The EBITDA for India Business, at Rs 1,393 million, increased by 40 bps YoY to 12.1%.

The reported EBITDA of VLS was at Rs 1,640 million. On a like-for-like basis, the VLS EBITDA margin contracted to 5.8% from 7.1% in Q2 FY18, mainly due to the additional costs of rapid volume ramp-up.


  • The PAT for the quarter was at Rs 1,009 million as compared to Rs 926 million for Q2 FY18.

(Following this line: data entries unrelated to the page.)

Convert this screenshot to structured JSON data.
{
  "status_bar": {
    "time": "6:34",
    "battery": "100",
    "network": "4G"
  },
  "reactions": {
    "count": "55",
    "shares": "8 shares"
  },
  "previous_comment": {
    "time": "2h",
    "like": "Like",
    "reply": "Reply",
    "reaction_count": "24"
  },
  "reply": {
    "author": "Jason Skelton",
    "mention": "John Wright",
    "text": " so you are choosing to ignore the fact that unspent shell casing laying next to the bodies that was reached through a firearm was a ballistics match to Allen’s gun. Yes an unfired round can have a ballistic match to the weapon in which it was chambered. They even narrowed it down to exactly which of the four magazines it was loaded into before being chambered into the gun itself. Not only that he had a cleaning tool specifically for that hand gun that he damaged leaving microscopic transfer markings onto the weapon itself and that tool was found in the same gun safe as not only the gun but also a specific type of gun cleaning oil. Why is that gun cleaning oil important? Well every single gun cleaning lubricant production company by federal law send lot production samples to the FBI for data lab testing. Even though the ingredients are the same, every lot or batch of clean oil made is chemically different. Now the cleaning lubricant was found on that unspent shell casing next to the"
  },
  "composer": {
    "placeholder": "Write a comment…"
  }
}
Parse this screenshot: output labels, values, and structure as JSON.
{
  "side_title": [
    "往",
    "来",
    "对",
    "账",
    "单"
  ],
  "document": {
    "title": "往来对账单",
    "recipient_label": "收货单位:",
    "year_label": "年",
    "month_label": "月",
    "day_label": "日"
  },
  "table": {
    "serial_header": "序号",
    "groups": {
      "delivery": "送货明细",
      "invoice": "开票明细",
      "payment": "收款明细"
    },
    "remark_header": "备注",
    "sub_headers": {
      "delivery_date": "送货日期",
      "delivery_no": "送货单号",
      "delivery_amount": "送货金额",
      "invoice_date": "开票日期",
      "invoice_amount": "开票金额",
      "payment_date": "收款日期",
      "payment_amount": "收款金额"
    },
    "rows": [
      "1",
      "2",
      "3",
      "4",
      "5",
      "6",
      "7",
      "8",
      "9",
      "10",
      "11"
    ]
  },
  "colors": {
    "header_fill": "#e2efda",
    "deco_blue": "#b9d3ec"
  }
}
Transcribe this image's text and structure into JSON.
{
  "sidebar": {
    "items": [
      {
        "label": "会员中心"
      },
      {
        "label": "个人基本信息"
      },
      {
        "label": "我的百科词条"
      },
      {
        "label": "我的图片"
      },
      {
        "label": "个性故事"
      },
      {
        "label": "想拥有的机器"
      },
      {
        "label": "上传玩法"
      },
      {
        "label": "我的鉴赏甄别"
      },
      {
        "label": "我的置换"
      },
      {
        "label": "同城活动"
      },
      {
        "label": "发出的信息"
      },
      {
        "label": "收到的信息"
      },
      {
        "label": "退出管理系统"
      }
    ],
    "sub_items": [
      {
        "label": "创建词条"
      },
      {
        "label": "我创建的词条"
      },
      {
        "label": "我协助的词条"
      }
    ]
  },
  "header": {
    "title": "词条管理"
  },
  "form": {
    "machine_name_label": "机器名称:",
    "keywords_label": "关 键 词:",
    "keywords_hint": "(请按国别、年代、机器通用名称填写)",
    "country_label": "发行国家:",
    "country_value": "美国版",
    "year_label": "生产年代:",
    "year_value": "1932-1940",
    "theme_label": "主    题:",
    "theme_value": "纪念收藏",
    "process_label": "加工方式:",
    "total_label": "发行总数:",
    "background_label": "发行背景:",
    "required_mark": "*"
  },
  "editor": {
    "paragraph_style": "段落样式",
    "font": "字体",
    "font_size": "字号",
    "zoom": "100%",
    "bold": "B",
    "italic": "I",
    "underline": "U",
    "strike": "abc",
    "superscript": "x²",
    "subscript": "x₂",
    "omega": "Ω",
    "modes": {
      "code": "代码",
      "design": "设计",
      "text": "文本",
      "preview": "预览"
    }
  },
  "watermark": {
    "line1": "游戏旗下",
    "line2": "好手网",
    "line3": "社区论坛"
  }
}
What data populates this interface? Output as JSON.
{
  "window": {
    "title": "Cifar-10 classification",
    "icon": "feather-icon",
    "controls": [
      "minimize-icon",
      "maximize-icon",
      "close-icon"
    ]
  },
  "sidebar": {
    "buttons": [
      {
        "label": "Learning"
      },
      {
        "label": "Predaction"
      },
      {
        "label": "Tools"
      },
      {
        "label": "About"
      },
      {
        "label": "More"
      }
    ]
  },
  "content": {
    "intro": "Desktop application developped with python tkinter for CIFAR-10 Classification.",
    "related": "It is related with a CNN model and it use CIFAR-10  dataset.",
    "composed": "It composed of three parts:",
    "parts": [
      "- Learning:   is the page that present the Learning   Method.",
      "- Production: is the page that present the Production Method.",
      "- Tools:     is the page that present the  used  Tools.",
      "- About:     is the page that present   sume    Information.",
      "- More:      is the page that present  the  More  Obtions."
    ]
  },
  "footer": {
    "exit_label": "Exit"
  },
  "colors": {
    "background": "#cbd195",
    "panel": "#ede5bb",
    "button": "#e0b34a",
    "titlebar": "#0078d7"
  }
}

The profitability for the quarter was impacted by:

  • reduction in our share of China JV profit to Rs 73 million due to drop in revenue, caused by lower volumes of our key customers as well as decline in the overall market

  • higher effective tax rate in Q2 FY19 due to higher share of profits from India business and the additional tax credits availed in Czech Republic in Q2 FY18

  • on a net basis, Ind AS 115 adoption has a positive impact of Rs 109 million on the PAT for the quarter.

China JV

  • Our share of Revenue from China JV declined by 34.4% YoY to Rs 1,122 million and EBITDA on a like-for-like basis declined by 49.3% to Rs 113 million.

Other Updates

  • In our VLS Business, the Bulgaria plant (part of Turkey acquisition) is expected to start production in this month. For our under-construction Morocco plant, first SOP date is now advanced from April 2019 to February 2019.

  • In our India Business, the construction of the Halol, Gujarat plant is now complete and production is expected to start later this month.

  • On 18th September 2018, VLS signed an agreement with ELBA SA, Romania to establish a JV. The main objective of the JV is to manufacture electronic components for VLS business at a competitive cost.


Mr. Tarang Jain, MD, Varroc Engineering Ltd. commented, “During the quarter we faced a challenging macro-economic environment caused by Brexit uncertainty, US-China trade sanctions, increase in fuel costs and regulatory changes in Europe and India.  This impacted industry growth in India and abroad. Against this background, we have manged to maintain our growth momentum and deliver satisfactory results for the quarter.

We are focused on improving operational efficiencies in the VLS business, the results of which should be visible in the later part of the year.”